C'est avec le visage pâle et l'esprit tout engourdi que je me lève ensuite, arrachée aux bras de Morphée par mon réveil que j'aurais aimé jeter par la fenêtre. Pourquoi a-t-on inventé les réveils ? Tout le monde les déteste et ils ne font qu'hurler pour nous rappeler qu'une longue et difficile journée nous attend.

Je me prépare et pars pour le lycée sans rien manger, ayant l'estomac noué. Je fais comme hier et prends le chemin le plus long, ne voulant pas arriver trop tôt. Avec mes écouteurs enfoncés dans les oreilles, mon téléphone dans ma poche, mon sac à dos balançant contre mon épaule, j'ai presque l'air d'être une fille normale.
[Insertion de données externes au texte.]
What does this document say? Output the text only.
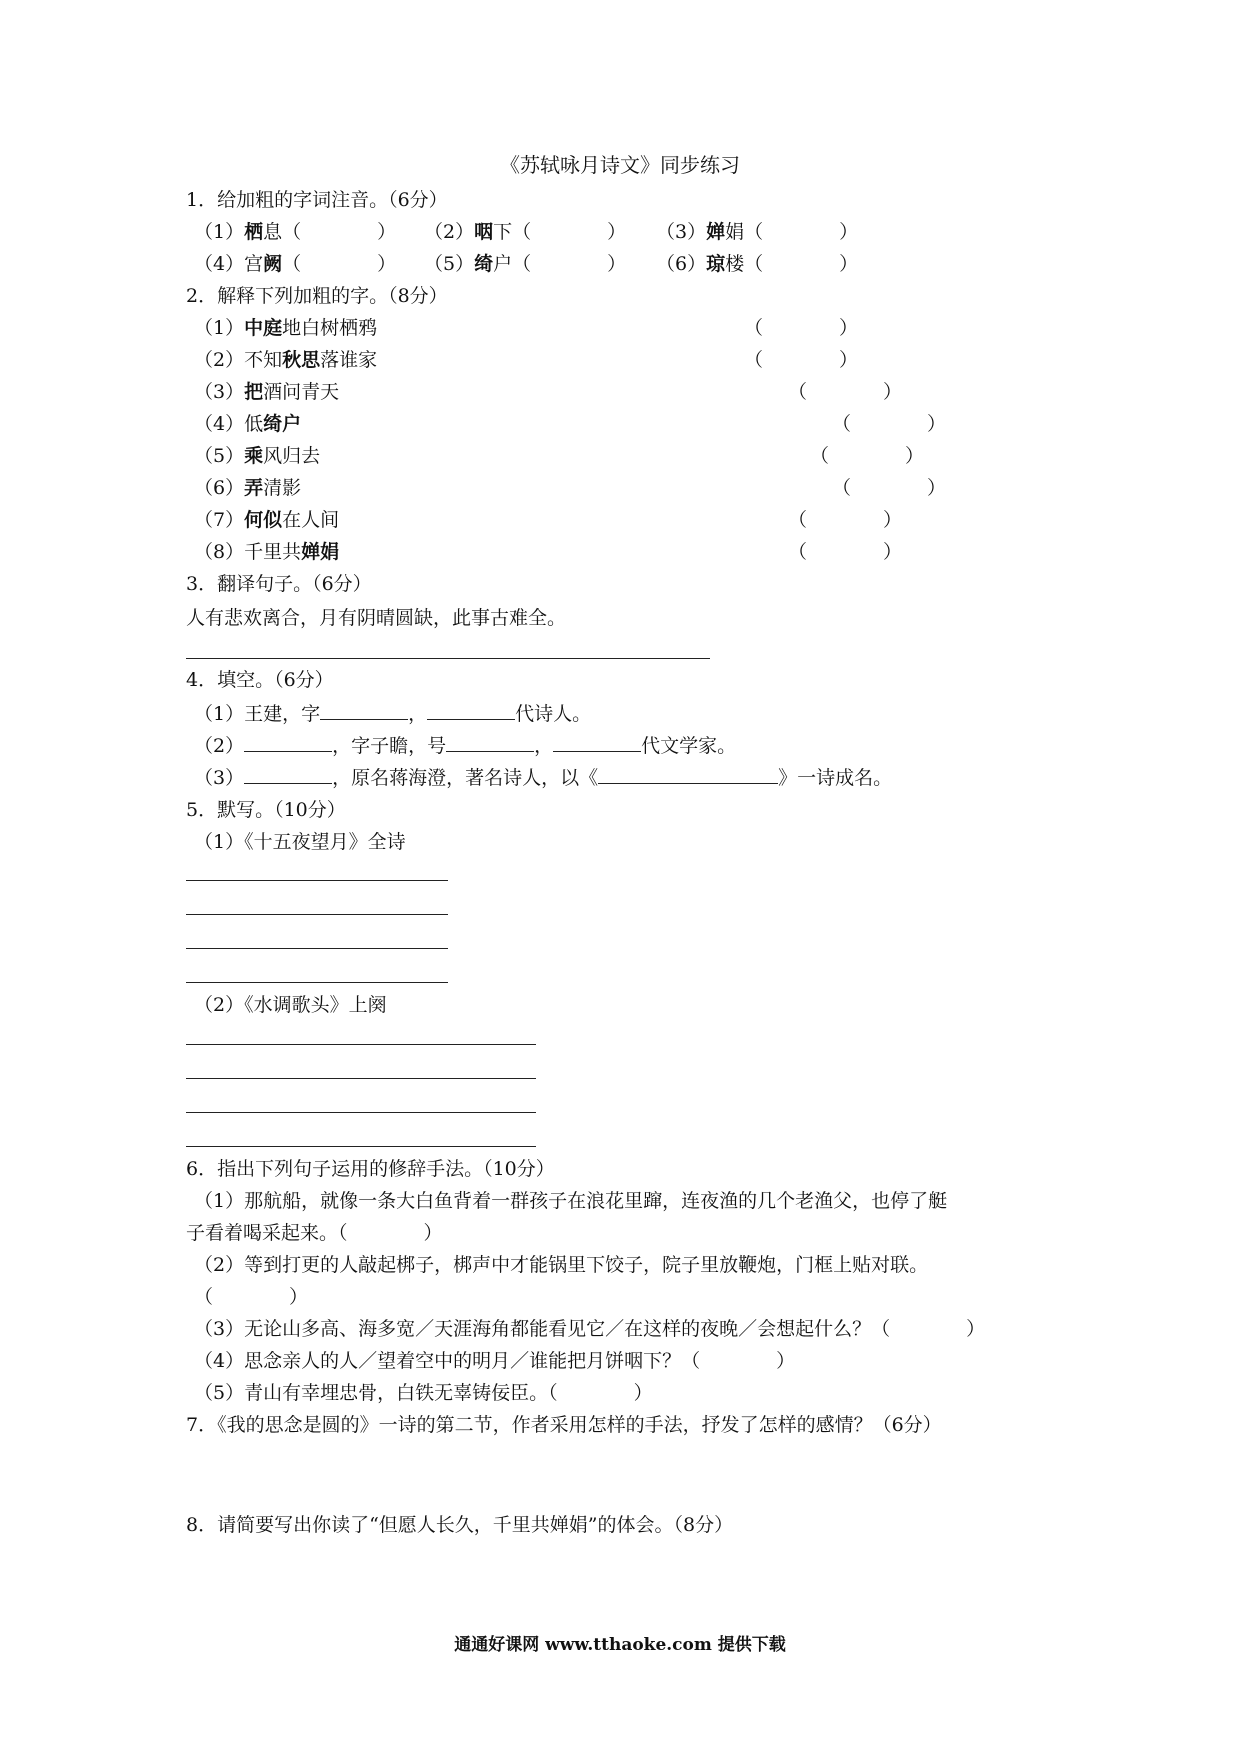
《苏轼咏月诗文》同步练习
1．给加粗的字词注音。（6分）
（1）栖息（　　　　） （2）咽下（　　　　） （3）婵娟（　　　　）
（4）宫阙（　　　　） （5）绮户（　　　　） （6）琼楼（　　　　）
2．解释下列加粗的字。（8分）
（1）中庭地白树栖鸦	（　　　　）
（2）不知秋思落谁家	（　　　　）
（3）把酒问青天	（　　　　）
（4）低绮户	（　　　　）
（5）乘风归去	（　　　　）
（6）弄清影	（　　　　）
（7）何似在人间	（　　　　）
（8）千里共婵娟	（　　　　）
3．翻译句子。（6分）
人有悲欢离合，月有阴晴圆缺，此事古难全。
4．填空。（6分）
（1）王建，字	，	代诗人。
（2）	，字子瞻，号	，	代文学家。
（3）	，原名蒋海澄，著名诗人，以《	》一诗成名。
5．默写。（10分）
（1）《十五夜望月》全诗
（2）《水调歌头》上阕
6．指出下列句子运用的修辞手法。（10分）
（1）那航船，就像一条大白鱼背着一群孩子在浪花里蹿，连夜渔的几个老渔父，也停了艇
子看着喝采起来。（　　　　）
（2）等到打更的人敲起梆子，梆声中才能锅里下饺子，院子里放鞭炮，门框上贴对联。
（　　　　）
（3）无论山多高、海多宽／天涯海角都能看见它／在这样的夜晚／会想起什么？（　　　　）
（4）思念亲人的人／望着空中的明月／谁能把月饼咽下？（　　　　）
（5）青山有幸埋忠骨，白铁无辜铸佞臣。（　　　　）
7．《我的思念是圆的》一诗的第二节，作者采用怎样的手法，抒发了怎样的感情？（6分）
8．请简要写出你读了“但愿人长久，千里共婵娟”的体会。（8分）
通通好课网 www.tthaoke.com 提供下载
Tête baissée, je progresse parmi les rares passants. Certains me dévisagent car j'ai sûrement l'air triste, alors qu'en réalité je suis juste plongée dans mes pensées. Tout va bien, c'est juste moi qui parfois réagis de manière exagérée. Ce n'est pas de leur faute si je prends tout au premier degré, et puis ils n'ont pas tord à mon sujet. C'est vrai que je suis horrible. Un monstre. Parce que je ne correspond pas à la normalité. Alors ils ont raison de me le faire remarquer, au moins je peux essayer de corriger tout cela ou bien dissimuler une partie. Je pense qu'ils arrêteront quand je serai comme eux. Mon ventre gargouille et je décide de m'arrêter à une boulangerie de la rue. J'achète un cupcake au chocolat ainsi qu'un café au lait. Je mange en marchant et ralentis quand j'arrive à proximité du lycée. Je jette mon gobelet vide et marche jusqu'à l'entrée. Mon estomac se tord et je redoute à nouveau d'arriver. J'aimerais tellement que le temps s'arrête. Pourquoi ne puis-je pas, comme dans les films et les livres, manipuler le temps à ma guise ? L'arrêter, l'accélérer, le ralentir, retourner en arrière et corriger mes erreurs, empêcher les pires évènements d'arriver, etc.